Consistent testing conditions such as clear instructions and access to embedded and external resources are an important part of ensuring valid results, although there is not much evidence that physical setting such as size of room or number of test takers has much bearing. Currently state accountability tests are administered in a variety of settings. As long as the number of proctors is sufficient to assure proper coverage, the important point is likely the fidelity with which test administration protocols are followed. That's why Smarter Balanced has developed detailed test administration procedures to help district and school assessment coordinators (you can download the administration manuals for the Field Test on our website). The manuals cover everything from how to download the secure Internet browser (so students cannot surf outside websites) to how to create an appropriate testing environment free of distractions.
States already have extensive experience with administering assessments, and the principles of good administration are the same whether the test is given on paper or online. In nearly all cases, we believe that students will take the Smarter Balanced assessments in their schools--either in classrooms with mobile computers (laptops and tablets) or in existing computer labs or libraries.
"How will we account for the fact that we're apparently looking at testing windows that will stretch over four or more weeks?"
States have the flexibility to determine when to administer the Smarter Balanced year-end assessments at any point during the last 12 weeks of the school year. We established this testing window to ensure that schools with limited technology could maximize the use of existing resources and to accommodate the considerable variation in state and district calendars. As schools upgrade their technology, this window may be shortened.

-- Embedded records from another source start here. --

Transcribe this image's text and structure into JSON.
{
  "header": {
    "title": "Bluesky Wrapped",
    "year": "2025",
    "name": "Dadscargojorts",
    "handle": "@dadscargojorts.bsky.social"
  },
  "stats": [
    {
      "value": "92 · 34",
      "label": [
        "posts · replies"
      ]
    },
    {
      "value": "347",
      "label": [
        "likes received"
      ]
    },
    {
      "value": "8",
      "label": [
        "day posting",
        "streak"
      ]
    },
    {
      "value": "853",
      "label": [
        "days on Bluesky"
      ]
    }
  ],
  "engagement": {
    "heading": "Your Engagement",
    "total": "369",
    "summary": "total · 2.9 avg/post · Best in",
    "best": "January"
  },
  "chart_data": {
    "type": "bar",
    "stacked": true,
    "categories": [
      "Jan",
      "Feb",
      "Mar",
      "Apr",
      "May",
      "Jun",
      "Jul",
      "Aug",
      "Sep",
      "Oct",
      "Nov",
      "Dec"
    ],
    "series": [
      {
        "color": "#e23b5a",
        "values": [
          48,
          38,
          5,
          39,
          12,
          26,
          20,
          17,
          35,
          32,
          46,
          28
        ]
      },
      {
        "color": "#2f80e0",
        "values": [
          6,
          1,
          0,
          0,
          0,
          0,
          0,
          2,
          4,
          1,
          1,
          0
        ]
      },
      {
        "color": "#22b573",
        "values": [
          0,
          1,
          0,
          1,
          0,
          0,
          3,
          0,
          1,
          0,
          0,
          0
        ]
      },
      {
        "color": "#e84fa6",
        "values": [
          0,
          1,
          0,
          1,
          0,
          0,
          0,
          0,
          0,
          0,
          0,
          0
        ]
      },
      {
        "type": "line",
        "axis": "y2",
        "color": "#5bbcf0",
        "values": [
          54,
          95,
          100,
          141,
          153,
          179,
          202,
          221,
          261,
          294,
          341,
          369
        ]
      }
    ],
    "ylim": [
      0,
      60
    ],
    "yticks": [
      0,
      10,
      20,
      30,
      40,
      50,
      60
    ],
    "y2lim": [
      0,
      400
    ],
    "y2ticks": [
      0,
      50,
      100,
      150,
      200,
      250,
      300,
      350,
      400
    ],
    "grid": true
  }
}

At a Consortium-wide meeting in September, member states discussed whether or not Smarter Balanced should set required grade-level windows within the broader 12-week window--for example: set the first four weeks for grade 3, the second four weeks for grade 4, and so on. The benefit of this would be to standardize the number of weeks into the school year that each grade uses each assessment, allowing year-to-year growth estimates to be based on a common number of intervening months of instruction. After lengthy discussion, member states decided not to have a Consortium-imposed calendar, but did agree that states could require individual grade levels to be assessed in a shorter window than the overall 12-week window.